"Tant que je n'aurai pas été condamné en deuxième instance, je suis innocent", a déclaré jeudi Ricardo Lumengo à la sortie du Tribunal d'arrondissement de Bienne. "Je prends bonne note de l'exigence du Parti socialiste bernois", a-t-il expliqué, ajoutant qu'il allait rechercher le dialogue avec le parti.
Mais dans sa prise de position publiée sitôt le jugement connu, le PS bernois ne laisse aucune place à l'interprétation: il exige une "démission immédiate". Il ne tient pas compte de l'appel interjeté auprès de la Cour suprême par l'avocat de Ricardo Lumengo. Le PS, qui ne dispose d'aucun moyen pour le contraindre à quitter le Parlement, estime qu'une fraude électorale ne saurait être excusée.
Peine avec sursis
La juge unique Doris Romano a condamné Ricardo Lumengo à une peine pécuniaire de dix jours-amende à 180 francs par jour avec sursis durant deux ans et à une amende de 540 francs. Elle a ainsi suivi le réquisitoire du procureur du Jura bernois et du Seeland Pascal Flotron qui avait requis aussi dix jours-amende avec sursis. Le politicien devra en outre s'acquitter des frais de justice, à hauteur de 15'702 francs.

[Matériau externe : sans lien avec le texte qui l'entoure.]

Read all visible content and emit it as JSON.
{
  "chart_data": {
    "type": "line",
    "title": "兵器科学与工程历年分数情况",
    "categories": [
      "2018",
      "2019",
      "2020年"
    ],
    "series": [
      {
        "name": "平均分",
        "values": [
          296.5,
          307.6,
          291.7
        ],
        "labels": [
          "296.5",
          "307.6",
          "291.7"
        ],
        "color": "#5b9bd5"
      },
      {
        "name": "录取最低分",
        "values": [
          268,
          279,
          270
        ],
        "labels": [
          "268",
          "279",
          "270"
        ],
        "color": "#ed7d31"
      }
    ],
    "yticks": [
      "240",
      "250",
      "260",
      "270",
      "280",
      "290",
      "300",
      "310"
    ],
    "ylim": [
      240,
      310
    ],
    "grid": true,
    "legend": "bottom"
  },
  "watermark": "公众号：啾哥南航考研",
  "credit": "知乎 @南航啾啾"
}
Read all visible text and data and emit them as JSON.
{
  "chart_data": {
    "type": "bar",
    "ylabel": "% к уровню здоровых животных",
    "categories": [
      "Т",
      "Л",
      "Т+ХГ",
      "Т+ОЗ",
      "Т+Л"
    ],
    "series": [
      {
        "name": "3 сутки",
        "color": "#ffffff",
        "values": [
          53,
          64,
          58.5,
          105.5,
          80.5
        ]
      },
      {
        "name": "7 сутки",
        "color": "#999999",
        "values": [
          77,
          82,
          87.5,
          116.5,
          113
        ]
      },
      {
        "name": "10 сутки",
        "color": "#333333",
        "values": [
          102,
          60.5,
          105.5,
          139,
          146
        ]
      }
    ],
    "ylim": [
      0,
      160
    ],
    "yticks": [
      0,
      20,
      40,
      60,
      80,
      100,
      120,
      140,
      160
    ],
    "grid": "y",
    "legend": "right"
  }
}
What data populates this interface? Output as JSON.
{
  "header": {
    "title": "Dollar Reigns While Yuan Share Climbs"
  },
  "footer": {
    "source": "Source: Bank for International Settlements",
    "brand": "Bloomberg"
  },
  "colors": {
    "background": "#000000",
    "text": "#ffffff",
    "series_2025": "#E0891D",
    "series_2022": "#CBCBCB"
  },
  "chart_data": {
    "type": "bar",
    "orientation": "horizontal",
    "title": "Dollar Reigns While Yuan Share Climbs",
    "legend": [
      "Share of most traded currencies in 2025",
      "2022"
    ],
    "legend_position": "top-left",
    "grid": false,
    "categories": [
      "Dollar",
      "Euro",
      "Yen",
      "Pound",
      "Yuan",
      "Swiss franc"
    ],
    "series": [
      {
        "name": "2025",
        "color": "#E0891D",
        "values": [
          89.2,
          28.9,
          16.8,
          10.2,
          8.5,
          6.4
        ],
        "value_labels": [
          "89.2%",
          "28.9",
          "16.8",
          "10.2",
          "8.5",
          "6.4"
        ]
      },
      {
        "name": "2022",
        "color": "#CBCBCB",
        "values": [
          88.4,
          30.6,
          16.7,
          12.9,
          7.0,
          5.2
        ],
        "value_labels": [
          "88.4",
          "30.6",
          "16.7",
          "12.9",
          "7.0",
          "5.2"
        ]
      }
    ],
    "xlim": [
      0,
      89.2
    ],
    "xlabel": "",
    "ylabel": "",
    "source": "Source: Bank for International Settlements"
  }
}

Le socialiste biennois s'est rendu coupable de fraude électorale en remplissant de sa main 44 bulletins de vote en sa faveur. "Il a pris le risque que les personnes utilisent ce bulletin de vote qu'il a lui-même rempli", a estimé la juge qui ajoute qu'il n'a pas pris les mesures pour éviter la fraude. "Il est difficile d'imaginer qu'il ait agi par méconnaissance", a souligné la juge qui rappelle que, comme juriste, Ricardo Lumengo devait connaître le droit électoral. Même si elle reconnaît qu'il ne s'agit pas d'un délit grave, la carrière du premier élu noir sous la Coupole fédérale est fortement compromise.
A titre d'exemple
Elu il y a trois ans, le conseiller national socialiste a admis avoir rempli de sa main 44 bulletins de vote à son nom. Mais il assure avoir voulu aider des électeurs qui l'approchaient pour savoir comment exercer le droit de vote. Il a toujours contesté la fraude électorale.
"J'ai rempli des bulletins que j'ai remis à titre d'exemple à des personnes", a affirmé Ricardo Lumengo devant une salle bondée. Il a ajouté qu'il ne s'était pas occupé de l'envoi des bulletins par correspondance et assure n'avoir jamais voulu influencer l'électeur. "Si je suis là, c'est à cause de mon comportement", a-t-il déclaré. Il affirme que c'était une "erreur d'appréciation" de sa part de n'avoir pas compris que certaines personnes pouvaient ne pas comprendre ses explications et recopier le modèle sur leur bulletin.
"Aberration juridique"
"Ce jugement est une aberration juridique et contraire aux faits établis devant le tribunal", a déclaré l'avocat du prévenu, André Gossin. "Mon client n'avait qu'une seule volonté, celle d'aider", a ajouté l'avocat qui précise que Ricardo Lumengo n'a jamais eu la moindre volonté de participer au vote à la place des électeurs. De plus, 42 des 44 bulletins étaient nuls.
ats/lan
Démission exigée
Le Parti socialiste bernois a exigé la démission immédiate du parti du conseiller national biennois Ricardo Lumengo, dans un communiqué publié aussitôt après la condamnation de l'élu.
La direction du PS bernois invite Ricardo Lumengo à démissionner immédiatement en tant que conseiller national, indépendamment des résultats d'un éventuel recours.
Elle espère que le conseiller national tirera les conséquences qui s'imposent de ce jugement et se retirera de la politique.
Elle regrette que ce comportement individuel erroné ait également nui à la cause de l'intégration et à l'acceptation des migrantes et migrants dans notre pays, précise le parti socialiste bernois.
Une fraude électorale pèse "très lourd" à ses yeux, et ne saurait être excusée.
Ricardo Lumengo
Le socialiste a été le premier Noir élu au Conseil national en 2007.
Né en Angola en 1962, il était venu en Suisse en 1982 en tant que demandeur d'asile.
Il possède le passeport à croix blanche depuis 13 ans et exerce la profession de conseiller juridique à Bienne.